For many soft tissue sarcomas of the body, it is not possible to achieve even the modest margins achieved by a compartmentectomy in the limbs; here radiotherapy in the post-operative period is even more important. Sometimes, the radiotherapy precedes the surgery to try to effect shrinkage and facilitate curative resection.
The subject of adjuvant chemotherapy (i.e. the delivery of chemotherapy in the post-operative period in patients who have ostensibly localised disease but are at high risk of subsequent relapse; see breast cancer section) is highly controversial in this disease.
Some trials demonstrate that the delivery of the best agents known against this disease (e.g. doxorubicin/adriamycin and cyclophosphamide/iphosphamide) for a finite number of exposures (e.g. six) immediately after the operation can lead to a reduced risk of subsequent relapse.
However, the risk reduction is not as well validated as for example in node positive breast cancer (see breast cancer section) and many other trials only show a relapse free survival advantage (c.f. an overall survival advantage) or no advantage at all. Thus whilst there is now good evidence to support the routine delivery of adjuvant chemotherapy to children and young adults with resected rhabdomyosarcomas, this practice is not well validated and is not standard best care for many or most of adult soft tissue sarcomas encountered in the clinic.
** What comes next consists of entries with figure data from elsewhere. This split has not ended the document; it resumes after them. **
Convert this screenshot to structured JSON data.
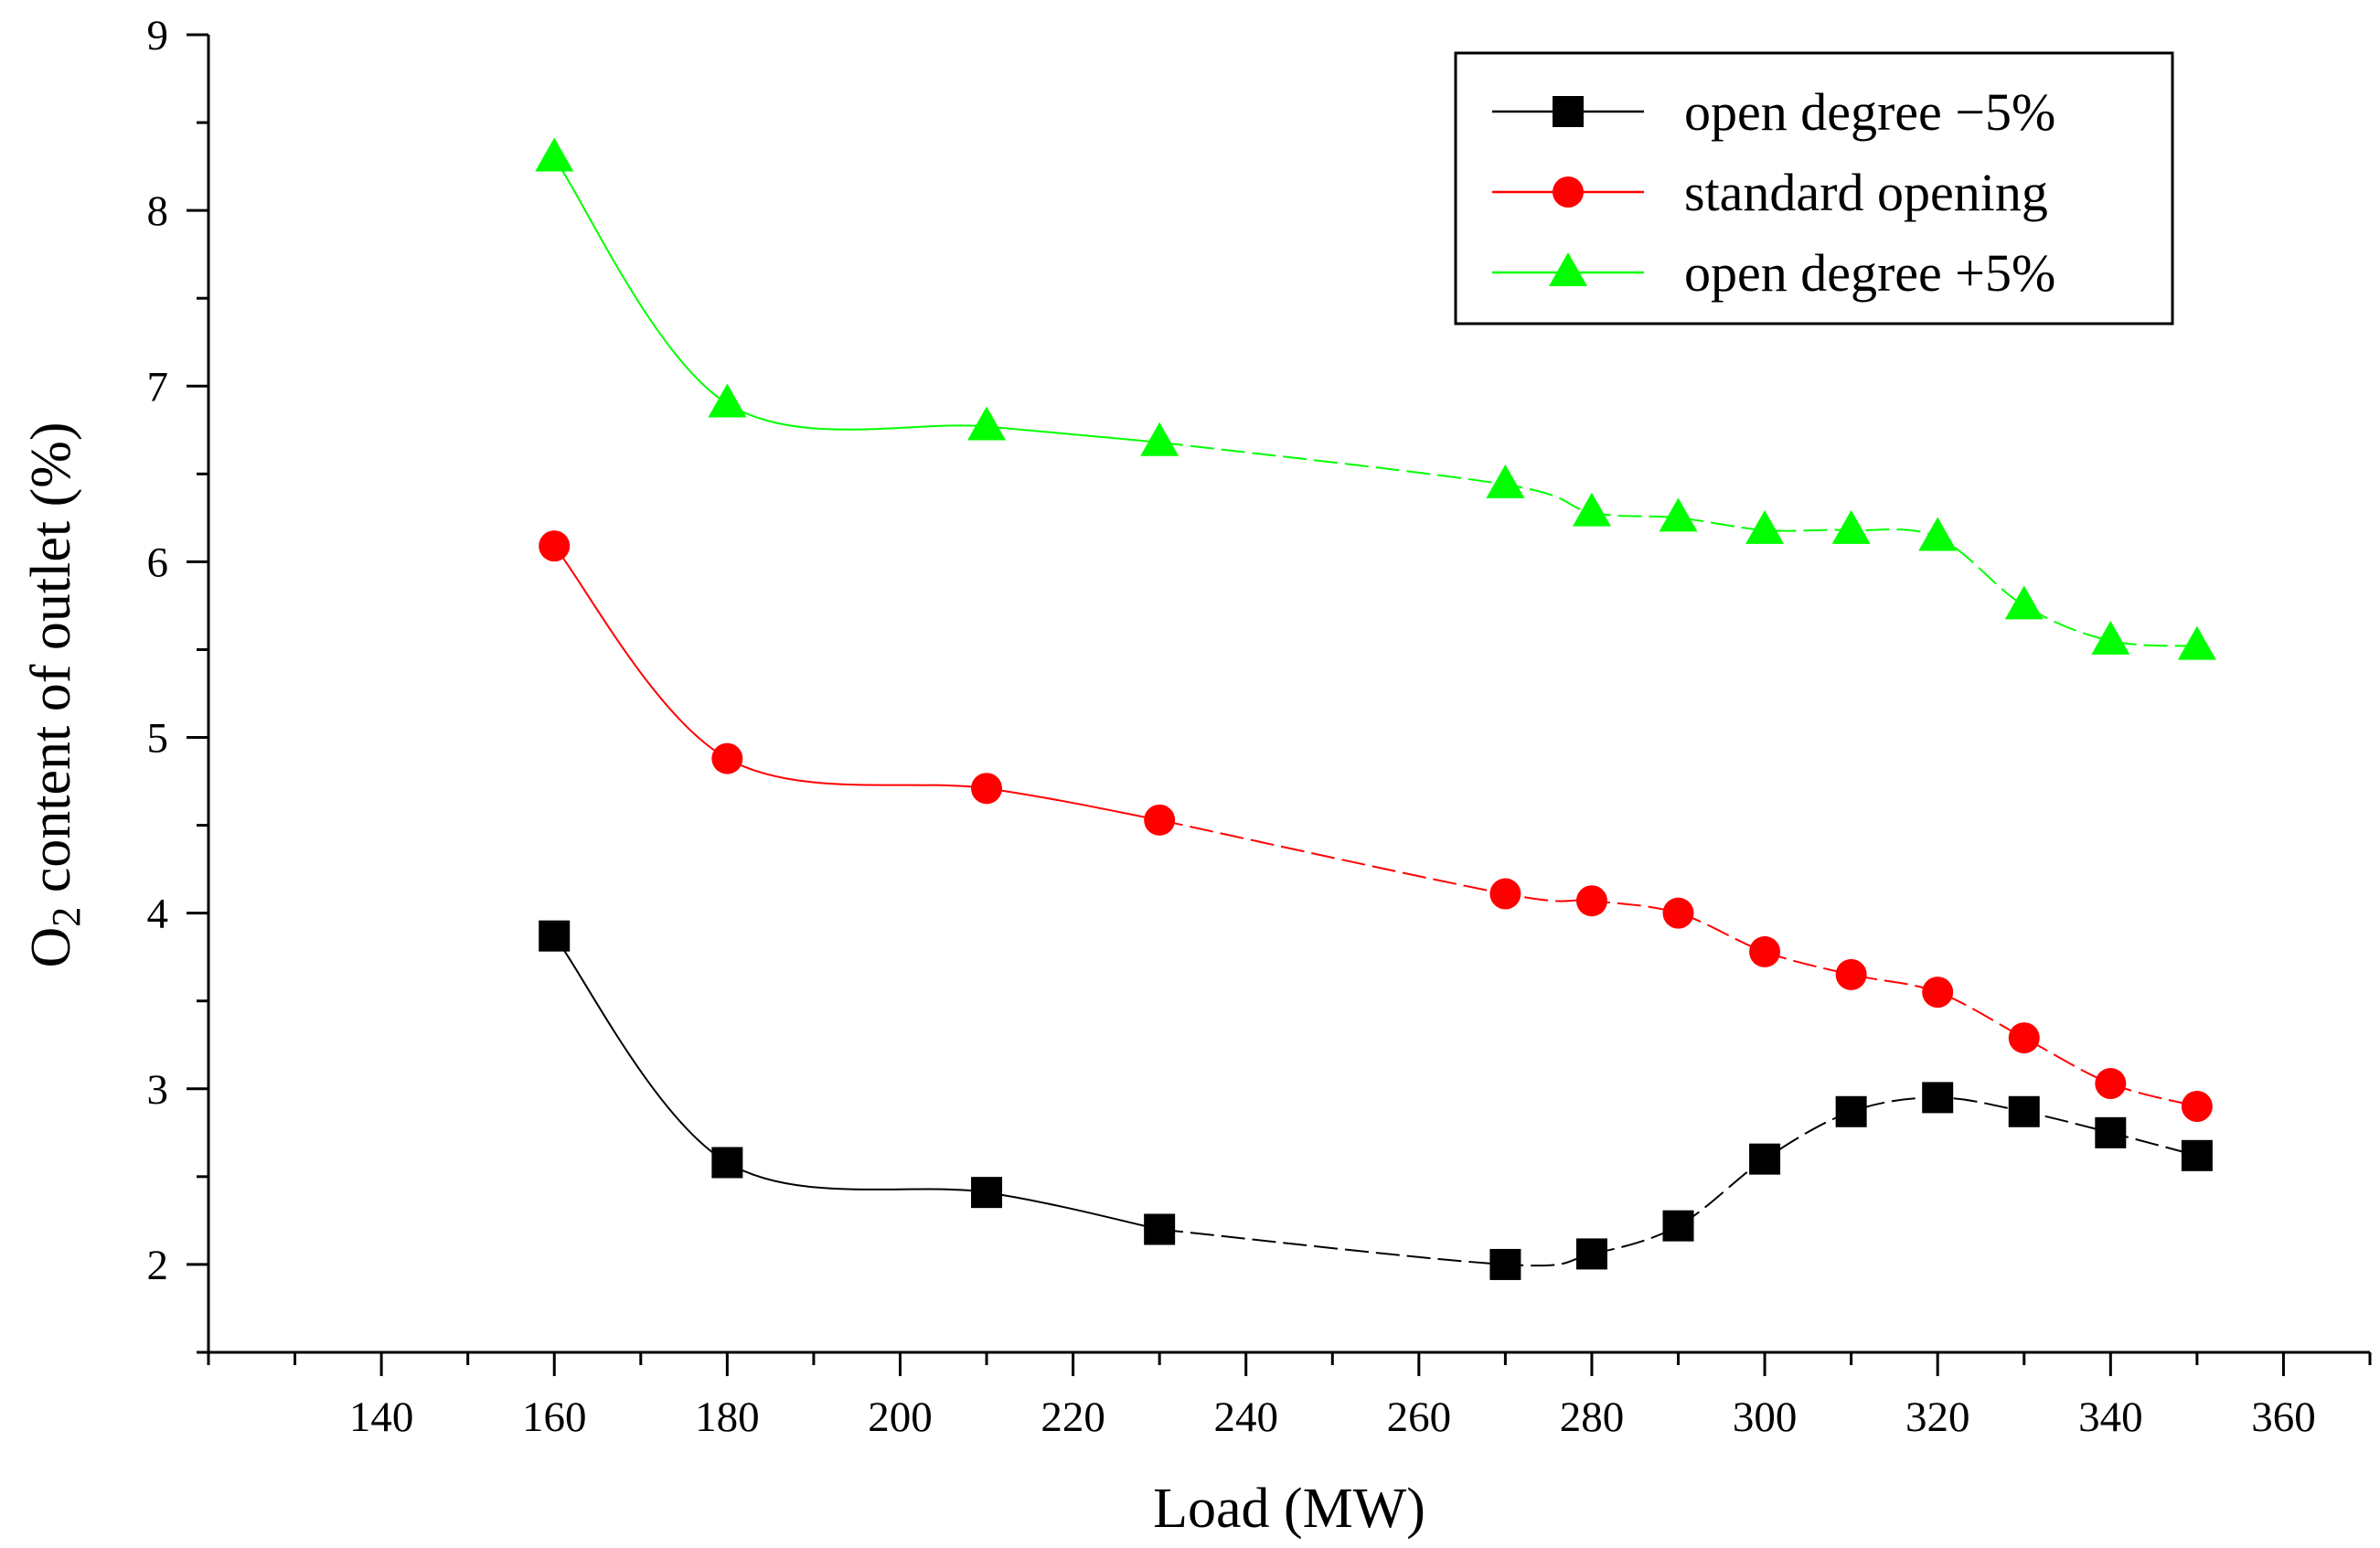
{
  "chart_data": {
    "type": "line",
    "xlabel": "Load (MW)",
    "ylabel_main": "O",
    "ylabel_sub": "2",
    "ylabel_rest": " content of outlet (%)",
    "xlim": [
      120,
      370
    ],
    "ylim": [
      1.5,
      9
    ],
    "x_ticks": [
      140,
      160,
      180,
      200,
      220,
      240,
      260,
      280,
      300,
      320,
      340,
      360
    ],
    "y_ticks": [
      2,
      3,
      4,
      5,
      6,
      7,
      8,
      9
    ],
    "legend_position": "top-right",
    "series": [
      {
        "name": "open degree −5%",
        "color": "#000000",
        "marker": "square",
        "x": [
          160,
          180,
          210,
          230,
          270,
          280,
          290,
          300,
          310,
          320,
          330,
          340,
          350
        ],
        "y": [
          3.87,
          2.58,
          2.41,
          2.2,
          2.0,
          2.06,
          2.22,
          2.6,
          2.87,
          2.95,
          2.87,
          2.75,
          2.62
        ]
      },
      {
        "name": "standard opening",
        "color": "#ff0000",
        "marker": "circle",
        "x": [
          160,
          180,
          210,
          230,
          270,
          280,
          290,
          300,
          310,
          320,
          330,
          340,
          350
        ],
        "y": [
          6.09,
          4.88,
          4.71,
          4.53,
          4.11,
          4.07,
          4.0,
          3.78,
          3.65,
          3.55,
          3.29,
          3.03,
          2.9
        ]
      },
      {
        "name": "open degree +5%",
        "color": "#00ff00",
        "marker": "triangle",
        "x": [
          160,
          180,
          210,
          230,
          270,
          280,
          290,
          300,
          310,
          320,
          330,
          340,
          350
        ],
        "y": [
          8.3,
          6.9,
          6.77,
          6.68,
          6.44,
          6.28,
          6.25,
          6.18,
          6.18,
          6.14,
          5.75,
          5.55,
          5.52
        ]
      }
    ]
  }
}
Chemotherapy is so much better established in the childhood rhabdomyosarcoma practice that it is common for therapy to commence with chemotherapy here and surgery to come in later when the tumour has shrunk right down.
Where the patient presents with metastatic disease, the use of chemotherapy is obviously more in demand and there is a method of auditing the response by serial scans. The same drugs are used.
Occasionally, a single metastasis occurs (e.g. in the lungs) and surgery to this and the primary is considered, but this is very much a minority of cases and usually the patient who presents with metastatic disease is treated with chemotherapy to try to contain the disease for as long as possible.
Where the sarcoma returns locally after a ‘limb-sparing policy’ and there is no evidence of metastatic relapse on repeat staging, then amputation must be considered or more radical surgery for other body sites. When there is metastatic relapse, then chemotherapy is recommended, using the drugs mentioned above. Metastatic relapse is not a curative proposition.
Overall, this is a rare disease and a population based screening programme is not indicated.